The thing I love most about literature and analysis is the peer-to-peer interaction I get from simply interacting with students in the classroom. I love getting together with people who share the same passion in literature I do and hearing their many different and wonderful points of view on any particular piece. There is simply no way to replicate the classroom atmosphere in the online format; it cannot be done.

By ripping these classes from the curriculum, you are promoting the fall of the English major. You are robbing students attempting to better their communication skills and abilities to interact with others by denying them this unique experience, an experience we all pay good money for. You are revoking our “all expenses paid ticket” to opening our narrow world view to other cultures, points of view, philosophies and experiences. English helps develop an essential sense of communality with the people and world around us, communality we desperately need in these contemporary times. I am personally taking four independent studies in the English area this semester, and I have an absolutely incredible and passionate group of instructors going out of their way to share their knowledge and experiences in the field of English with me.
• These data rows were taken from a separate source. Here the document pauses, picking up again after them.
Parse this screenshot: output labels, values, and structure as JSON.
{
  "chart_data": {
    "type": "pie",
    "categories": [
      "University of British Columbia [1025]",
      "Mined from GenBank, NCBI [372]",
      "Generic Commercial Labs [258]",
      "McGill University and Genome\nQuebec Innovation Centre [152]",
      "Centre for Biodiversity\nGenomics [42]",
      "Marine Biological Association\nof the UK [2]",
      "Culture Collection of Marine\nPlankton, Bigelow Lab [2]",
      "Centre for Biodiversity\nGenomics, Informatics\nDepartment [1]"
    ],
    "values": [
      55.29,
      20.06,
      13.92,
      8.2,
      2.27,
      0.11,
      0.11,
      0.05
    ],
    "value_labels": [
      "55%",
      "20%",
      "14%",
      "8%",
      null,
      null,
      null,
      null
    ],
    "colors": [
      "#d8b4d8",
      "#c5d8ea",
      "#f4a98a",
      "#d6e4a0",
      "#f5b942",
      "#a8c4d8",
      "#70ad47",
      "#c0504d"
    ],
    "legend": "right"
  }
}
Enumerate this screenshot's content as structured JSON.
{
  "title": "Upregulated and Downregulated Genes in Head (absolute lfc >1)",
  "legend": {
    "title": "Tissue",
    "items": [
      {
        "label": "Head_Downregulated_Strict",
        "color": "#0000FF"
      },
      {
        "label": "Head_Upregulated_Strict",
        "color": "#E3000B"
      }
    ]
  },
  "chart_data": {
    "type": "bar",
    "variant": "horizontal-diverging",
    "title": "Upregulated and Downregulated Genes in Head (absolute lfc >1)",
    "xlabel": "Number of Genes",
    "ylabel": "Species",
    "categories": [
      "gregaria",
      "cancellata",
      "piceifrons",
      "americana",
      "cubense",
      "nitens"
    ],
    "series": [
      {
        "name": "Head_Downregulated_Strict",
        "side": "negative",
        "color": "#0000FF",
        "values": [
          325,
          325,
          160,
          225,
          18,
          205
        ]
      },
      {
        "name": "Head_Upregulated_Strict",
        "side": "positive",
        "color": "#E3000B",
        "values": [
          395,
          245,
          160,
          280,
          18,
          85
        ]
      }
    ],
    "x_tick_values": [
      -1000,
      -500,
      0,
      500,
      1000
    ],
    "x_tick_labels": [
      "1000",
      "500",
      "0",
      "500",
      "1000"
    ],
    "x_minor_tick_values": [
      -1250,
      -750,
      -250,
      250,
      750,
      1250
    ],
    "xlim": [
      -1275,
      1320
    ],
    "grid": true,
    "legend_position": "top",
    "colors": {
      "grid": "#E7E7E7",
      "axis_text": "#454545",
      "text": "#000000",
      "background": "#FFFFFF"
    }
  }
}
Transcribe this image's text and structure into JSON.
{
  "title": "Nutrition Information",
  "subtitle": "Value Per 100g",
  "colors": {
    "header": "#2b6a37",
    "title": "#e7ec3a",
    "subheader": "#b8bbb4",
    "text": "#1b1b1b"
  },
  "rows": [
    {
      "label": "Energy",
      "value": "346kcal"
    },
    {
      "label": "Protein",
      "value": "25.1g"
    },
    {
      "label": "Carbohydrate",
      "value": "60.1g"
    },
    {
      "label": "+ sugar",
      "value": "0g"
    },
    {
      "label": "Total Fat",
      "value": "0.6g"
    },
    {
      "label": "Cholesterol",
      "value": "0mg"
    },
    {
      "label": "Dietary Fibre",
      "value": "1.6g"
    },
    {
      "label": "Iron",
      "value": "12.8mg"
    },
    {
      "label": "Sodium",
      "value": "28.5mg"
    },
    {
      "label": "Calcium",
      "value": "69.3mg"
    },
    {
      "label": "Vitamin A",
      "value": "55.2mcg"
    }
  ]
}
I can’t say the same for the other students who have been dropped from the class because of a low enrollment. I bet most students have no idea what an independent study even is. I personally just found out this semester what an independent study was because I was fed up with being denied the opportunity that most other students don’t have to fight for in this college.

Placing higher importance on other degree areas and cutting funding and dropping classes from the fine arts school is anything but fair. I am not writing this to criticize other degree programs; I am simply fighting to save mine. I believe writing is just as essential as every other core element of education. Being able to effectively think, write and communicate with other people in the workforce is paramount. So, to me, cutting humanities classes that teach just this is absolutely absurd.

I am currently in my third semester of Spanish. This class ran and is currently running with seven students enrolled. When I asked my instructor why this class was allowed to run when enrolments were below the 12-person threshold, he told me third semester Spanish has to run because it’s a “degree essential” class. In order to reach my desired English degree, I must complete 12 credit hours of any 2000-level English class. These classes are “degree essential” classes for English majors, yet they all get cancelled because of low enrollment. I don’t see how this institution is differentiating between the two subjects. It feels a whole lot like discrimination.

It’s time to stop treating college like a business. College, and education itself, is a thing to be cherished. It’s a journey by which we can ultimately enhance the human experience. I strongly urge you to reconsider the recent flood of cancellations that has plagued me and my fellow students. We all pay hard-earned money for this unique, once-in-a-lifetime experience. Finally, I strongly urge you to reconsider your stance on the fine arts and humanities. These subjects are an essential part of strengthening and expanding our most intimate relationships with the human experience.